Input: head = [1,3,4,7,1,2,6]
Output: [1,3,4,1,2,6]
Explanation:
The above figure represents the given linked list. The indices of the nodes are written below.
Since n = 7, node 3 with value 7 is the middle node, which is marked in red.
We return the new list after removing this node. 

Example 2:

graph LR;
A(1) --> B(2) --> C(3) --> D(4)
style C fill:#f9f

Input: head = [1,2,3,4]
Output: [1,2,4]
Explanation:
The above figure represents the given linked list.
For n = 4, node 2 with value 3 is the middle node, which is marked in red.

Example 3:

graph LR;
A(2) --> B(1)
style B fill:#f9f

Input: head = [2,1]
Output: [2]
Explanation:
The above figure represents the given linked list.
For n = 2, node 1 with value 1 is the middle node, which is marked in red.
Node 0 with value 2 is the only node remaining after removing node 1.

Solution

Method 1 - Two Pass - First find length of list and then go to middle

We first calculate the length of the linked list using [Find the length of the linked list](find-the-length-of-the-linked-list), lets call it n. Then loop till n/2 and remove the n/2 th node.

Complexity

• ⏰ Time complexity: O(n), where n is the length of the linked list.
• 🧺 Space complexity: O(1)

Method 2 - Slow and Fast Pointer

This problem is similar to [Middle of the linked list](middle-of-the-linked-list), but here we need to modify the list, so we need prev pointer, and hence we need dummy pointer.

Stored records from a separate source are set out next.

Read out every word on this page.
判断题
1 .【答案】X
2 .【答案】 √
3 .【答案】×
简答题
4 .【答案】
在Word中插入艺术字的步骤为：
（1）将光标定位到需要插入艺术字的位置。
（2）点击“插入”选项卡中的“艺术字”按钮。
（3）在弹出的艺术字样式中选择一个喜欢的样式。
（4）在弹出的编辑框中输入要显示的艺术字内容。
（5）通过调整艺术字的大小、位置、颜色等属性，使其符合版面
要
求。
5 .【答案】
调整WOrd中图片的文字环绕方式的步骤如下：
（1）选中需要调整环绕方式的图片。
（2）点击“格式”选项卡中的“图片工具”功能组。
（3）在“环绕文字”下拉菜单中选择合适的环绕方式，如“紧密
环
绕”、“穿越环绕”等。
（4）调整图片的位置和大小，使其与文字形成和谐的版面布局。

We can follow following steps:

1. Create a dummy head, and initialize slow and fast pointers as dummy;
2. Traverse the ListNodes starting from dummy by the afore-mentioned two pointers, slow forwards 1 step and fast forwards 2 steps per iteration;
3. Terminate the traversal till fast.next or fast.next.next is null, and now slow points to the previous node of the middle node; remove the middle node;
4. Return dummy.next as the result.

Code

Java

class Solution {

	public ListNode deleteMiddle(ListNode head) {
		ListNode dummy = new ListNode(-1), slow = dummy, fast = dummy;
		dummy.next = head;

		while (fast.next != null && fast.next.next != null) {
			slow = slow.next;
			fast = fast.next.next;
		}

		slow.next = slow.next.next;
		return dummy.next;
	}
}

Complexity

• ⏰ Time complexity: O(n), where n is the length of the linked list.
• 🧺 Space complexity: O(1)

Method 3 - Slow and Fast with prev pointer

Add a prev pointers following slow one.

Code

Java

class Solution {

	public ListNode deleteMiddle(ListNode head) {
		ListNode dummy = new ListNode(-1), prev = dummy, slow = head, fast = head;
		prev.next = head;

		while (fast != null && fast.next != null) {
			prev = slow;
			slow = slow.next;
			fast = fast.next.next;
		}

		prev.next = slow.next;
		return dummy.next;
	}
}

Complexity

• ⏰ Time complexity: O(n), where n is the length of the linked list.
• 🧺 Space complexity: O(1)